FCR von Beginn an hoch konzentriert
Ganz anders als im Hinspiel im Duisburg Homberger PCC Stadion, das bekanntermassen 2:2 endete, waren die Spielerinnen von Cheftrainerin Martina Voss-Tecklenburg von Beginn an hoch konzentriert und nachdem der HSV in der ersten 5 Minuten noch stark mitspielte, dominierte danach nur noch eine Mannschaft, die des FCR.
Ando mit dem 1:0
Vor der enttäuschenden Kulisse von nur 334 Zuschauern in Hamburg gelang einer erneut stark spielenden japanischen Nationalspielerin Kozue Ando in der 18. Spielminute auf Vorabeit von Femke Maes und Inka Grings mit einem Schuss aus 15 Metern Entfernung die Führung für die Löwinnen zum 1:0. Den Halbzeitstand besorgt dann in der 40. Minute die Mittelstürmerin Inka Grings, die zuvor im Strafraum von der Belgierin Femke Maes bedient wurde.
Spielfreude beim FCR
Nach der Pause reisst die Spielfreude des FCR 01 Duisburg keineswegs ab und so gelingt es Lulle Wensing in der 54. Minute auf mustergueltige Vorarbeit von Kozue Ando mit einem direkten Schuss aus 12 Metern Entfernung die Führung der Gäste auf 3:0 auszubauen. Allerdings ist die junge Verteidigerin dann in der 71 Minute auch an dem Gegentor des HSV durch Schubert nicht ganz unbeteiligt, denn bei ihrem kompromisslosen Körpereinsatz verhindert sie ein mögliches Eingreifen der Löwinnen Keeperin Uschi Holl.
Simone Laudehr mit dem 5:1
Doch der Gegentreffer ändert nichts an der Marschrichtung der Duisburgerinnen.
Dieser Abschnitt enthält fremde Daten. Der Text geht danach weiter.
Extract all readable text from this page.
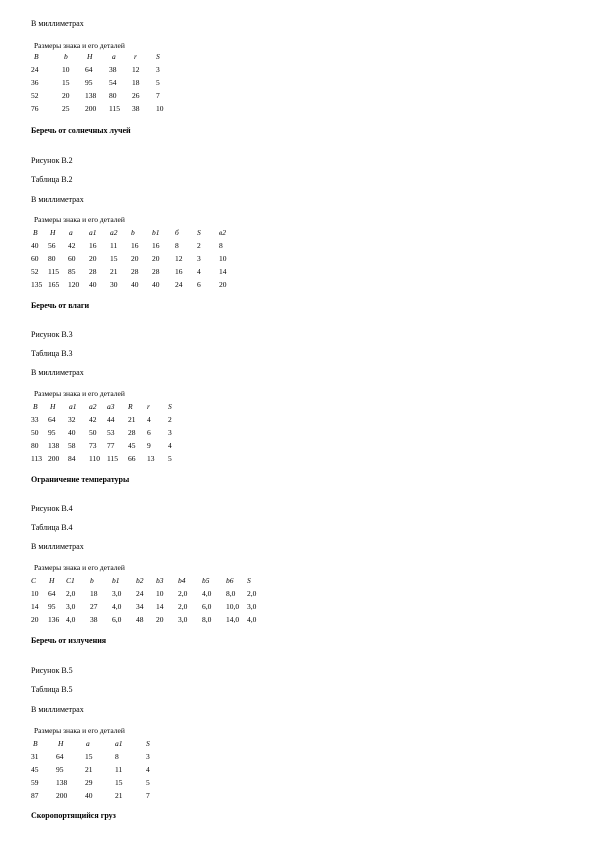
В миллиметрах
Размеры знака и его деталей
B	b	H	a r	S
24	10 64 38 12 3
36	15 95 54 18 5
52	20 138 80 26 7
76	25 200 115 38 10
Беречь от солнечных лучей
Рисунок В.2
Таблица В.2
В миллиметрах
Размеры знака и его деталей
B H a a1 a2 b b1 б S в2
40 56 42 16 11 16 16 8 2 8
60 80 60 20 15 20 20 12 3 10
52 115 85 28 21 28 28 16 4 14
135 165 120 40 30 40 40 24 6 20
Беречь от влаги
Рисунок В.3
Таблица В.3
В миллиметрах
Размеры знака и его деталей
B H a1 a2 a3 R r S
33 64 32 42 44 21 4 2
50 95 40 50 53 28 6 3
80 138 58 73 77 45 9 4
113 200 84 110 115 66 13 5
Ограничение температуры
Рисунок В.4
Таблица В.4
В миллиметрах
Размеры знака и его деталей
C H C1 b b1 b2 b3 b4 b5 b6 S
10 64 2,0 18 3,0 24 10 2,0 4,0 8,0 2,0
14 95 3,0 27 4,0 34 14 2,0 6,0 10,0 3,0
20 136 4,0 38 6,0 48 20 3,0 8,0 14,0 4,0
Беречь от излучения
Рисунок В.5
Таблица В.5
В миллиметрах
Размеры знака и его деталей
B	H	a	a1	S
31 64	15	8	3
45 95	21	11	4
59 138 29	15	5
87 200 40	21	7
Скоропортящийся груз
In der 85. Minute ist es dann Baba Müller, die nach einem schönen Dribbling eine feine Flanke auf den Kopf von Femke Maes zirkelt, die dann keinerlei Mühe hat, das Ergebnis auf 4:1 hochzuschrauben. Den Schlusspunkt kann dann die zunächst aus disziplinarischen Gründen auf der Bank verbliebene Simone Laudehr in der 89. Minute setzen. Die Nationalspielerin schraubt sich in einen Eckball von Kapitänin Grings und köpft den Enstand von 5:1.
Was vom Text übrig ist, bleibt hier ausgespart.